The lines in the above graph are labelled by overall score difference. Each line is the weighted average of all of the terms with that score difference where the final goal is one scored minus the weighted average of all the terms with the same score difference where the final goal is one conceded. So, for instance, the "tied" term is the weighted sum of the terms labelled "ah", "ahah", "aahh", and "haah", less the weighted sum of the terms labelled "ha", "haha", "hhaa", and "ahha". In general, each line shows the expected future advantage of being the most recent team to score, given the prevailing score. Surprisingly (to me), it is nearly always beneficial to be the most-recent scorer, although the effect is a modest 5% or so.
More intriguingly, we can also examine the direct impact of a goal on score effects, both on the team that scored the goal and the team that conceded it.
First, let's look at the impact of a goal scored on the offence of the team that scored it. Here each line is labelled by the change in score difference; for instance, a team that is tied before they score have moved to being up one; that line is labelled here in blue. The values are computed similarly to the most-recent-goal chart: for each minute the blue line, for instance, we can compute the weighted sum of the difference between the "ha" and the "hah" state, with the difference between the "haha" and "hahah" state, and so on through all of the states that match the pattern.
Here the striking fact is that nearly all of the lines are negative---that is, most teams, in most situations, respond to scoring a goal by lowering their offensive output in the following minutes. It might be equally true to describe this "the other way around" by saying that teams that concede goals respond by tightening up defensively. However, given what we've already seen above about leading teams driving changes as time evolves within score states, I'm inclined to suspect that this effect is also primarily driven by the scoring team, especially when the sharpest effect is the red line in the third period; where teams who score to tie the score late immediately start generating 10%-15% less threatening shot patterns despite the fact that another goal would be beneficial to them.

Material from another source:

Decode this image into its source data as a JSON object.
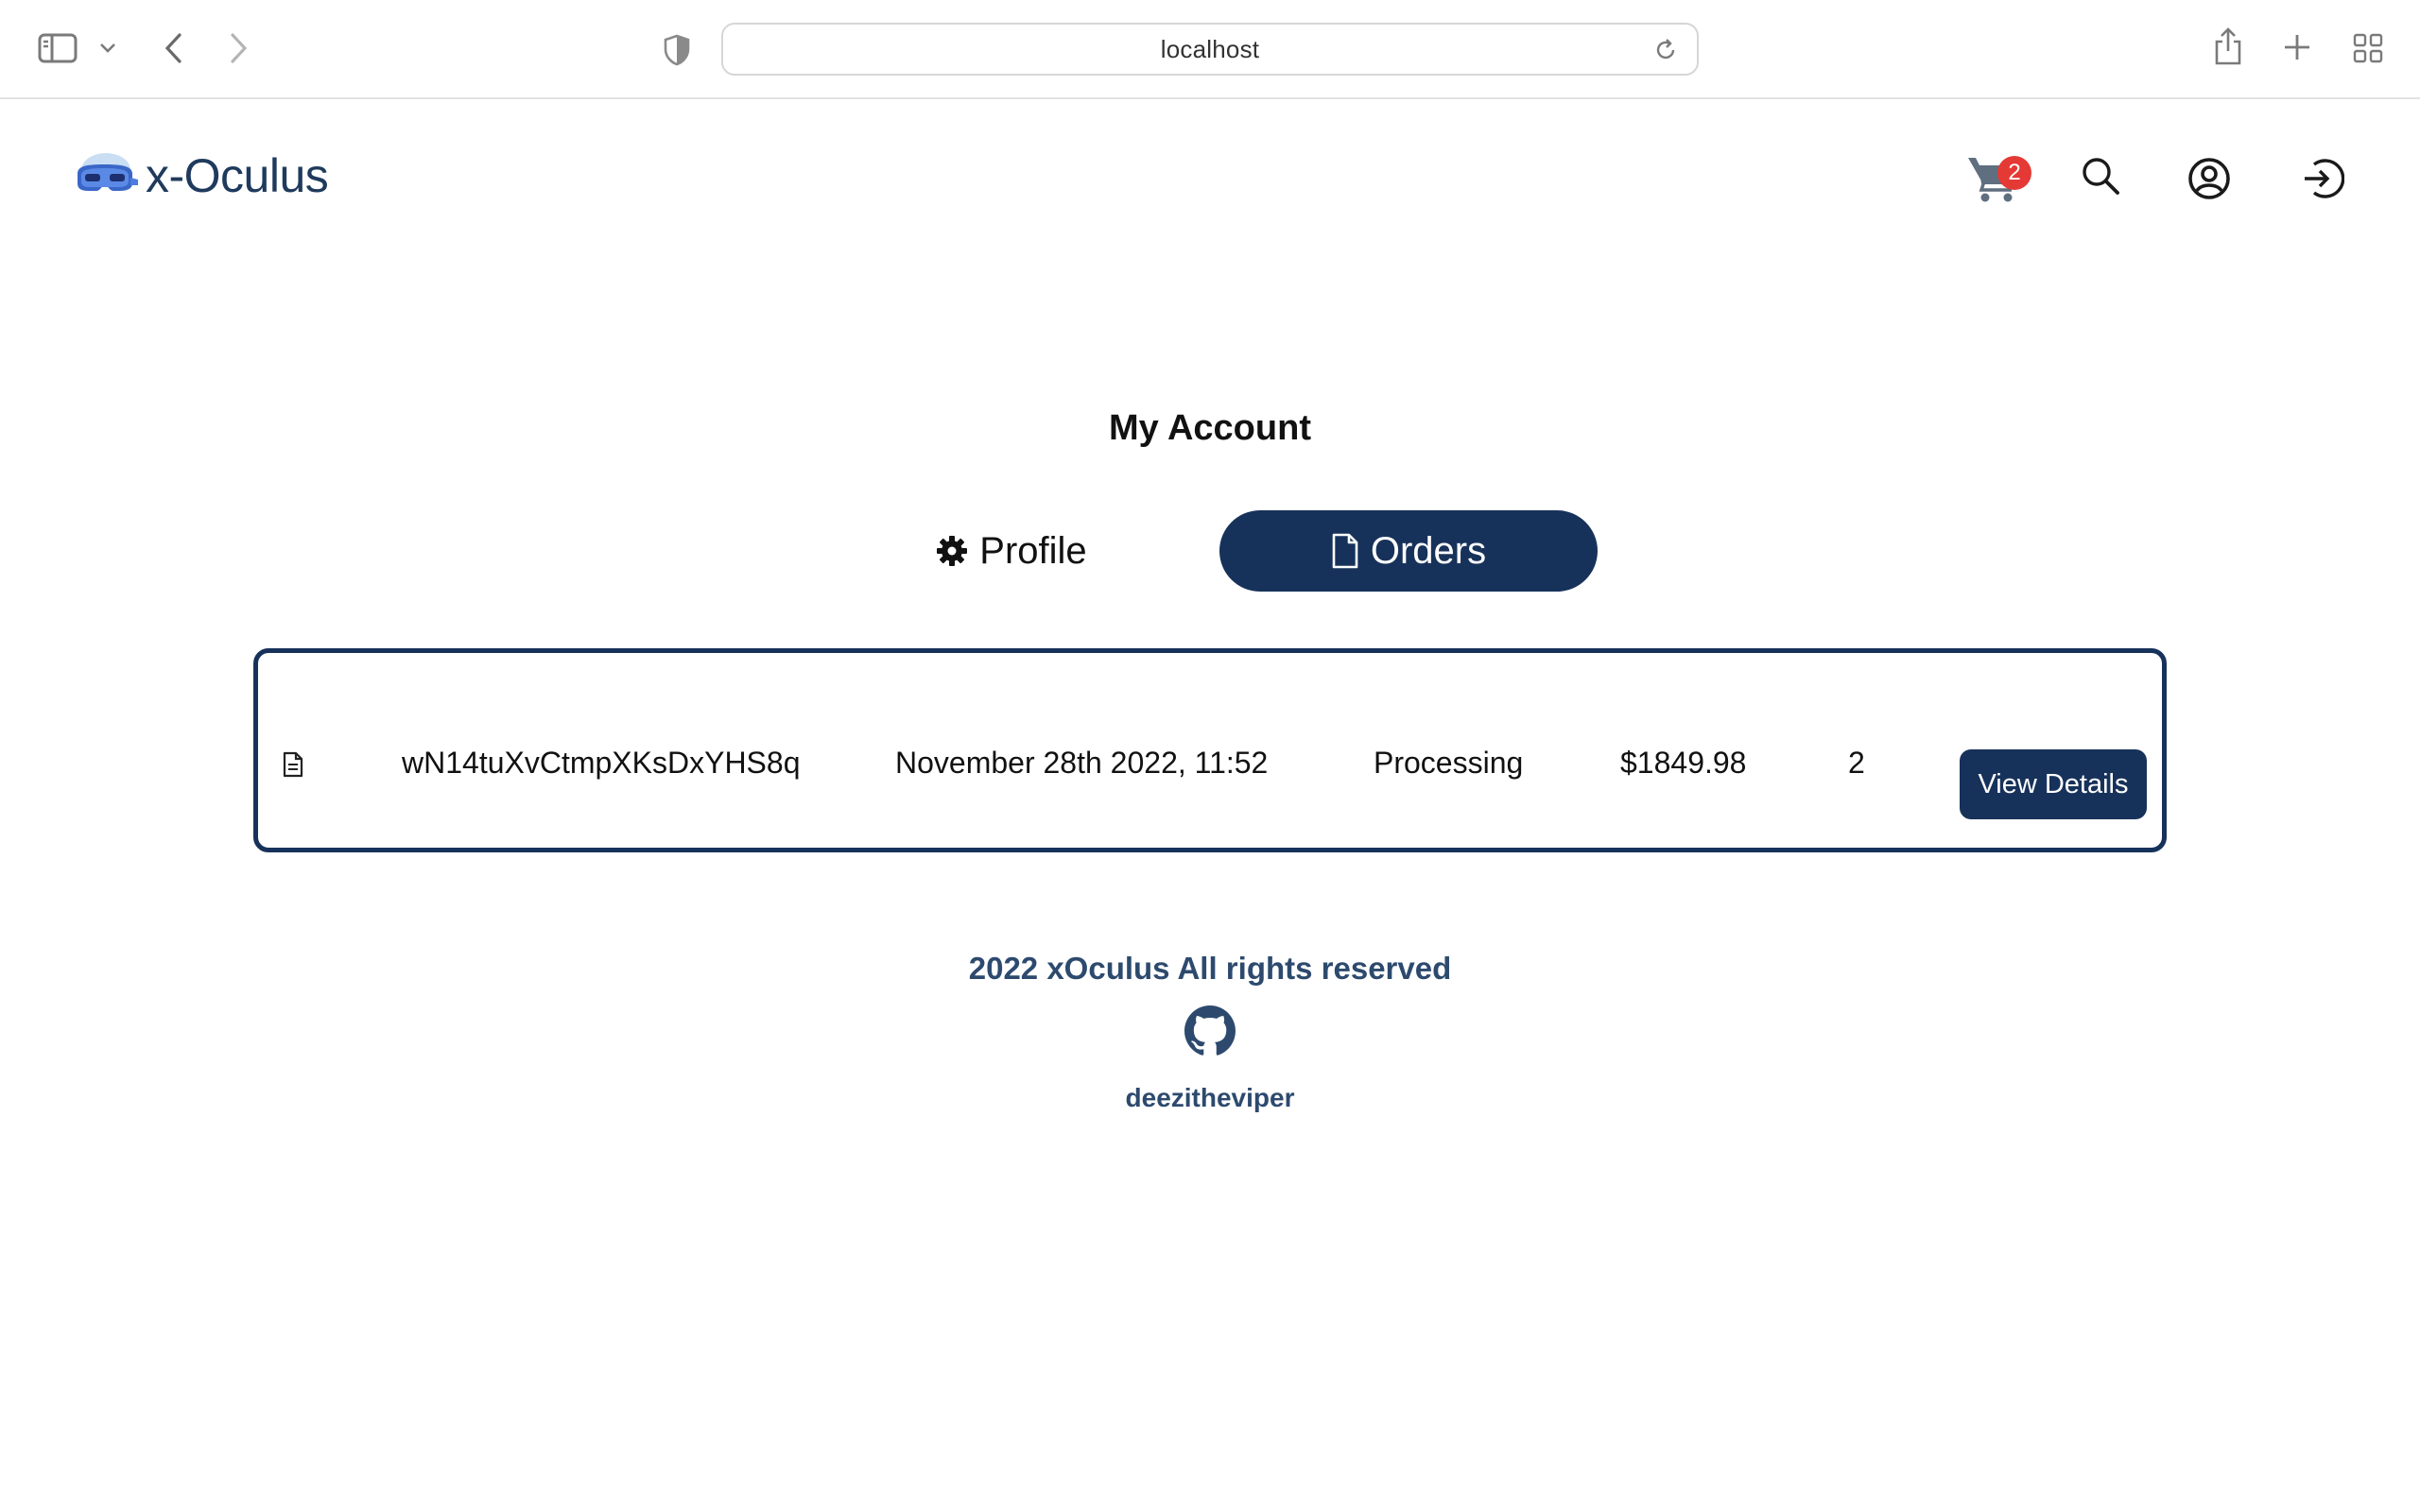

Also notable is the one strongly positive effect is that of scoring in the second period to cut a two-goal deficit in half. Perhaps this is the germ of truth behind the (preposterous on its face) aphorism that a two-goal lead is "the worst lead in hockey".
This chart is made in the same way as the previous chart, except it shows the impact on the offence of the team who conceded the goal. Here there is little effect, with nearly all lines confined in the -5% to +5% band near league average. However, there is one obvious exception: teams who concede a third-period go-ahead goal immediately generate a notable bit of offence, suggesting that teams in such circumstances are keeping their powder dry and can "turn it on" when necessary. In general, though, it seems that teams respond offensively to scoring (by generating less offence) and perhaps also defensively to being scored on (by allowing less); but mostly do not respond offensively to being scored on except near the end of games.
It appears as though score effects are driven primarily by leading teams and, while present throughout the game, have quite different characters in each period, and are most obvious in the third period.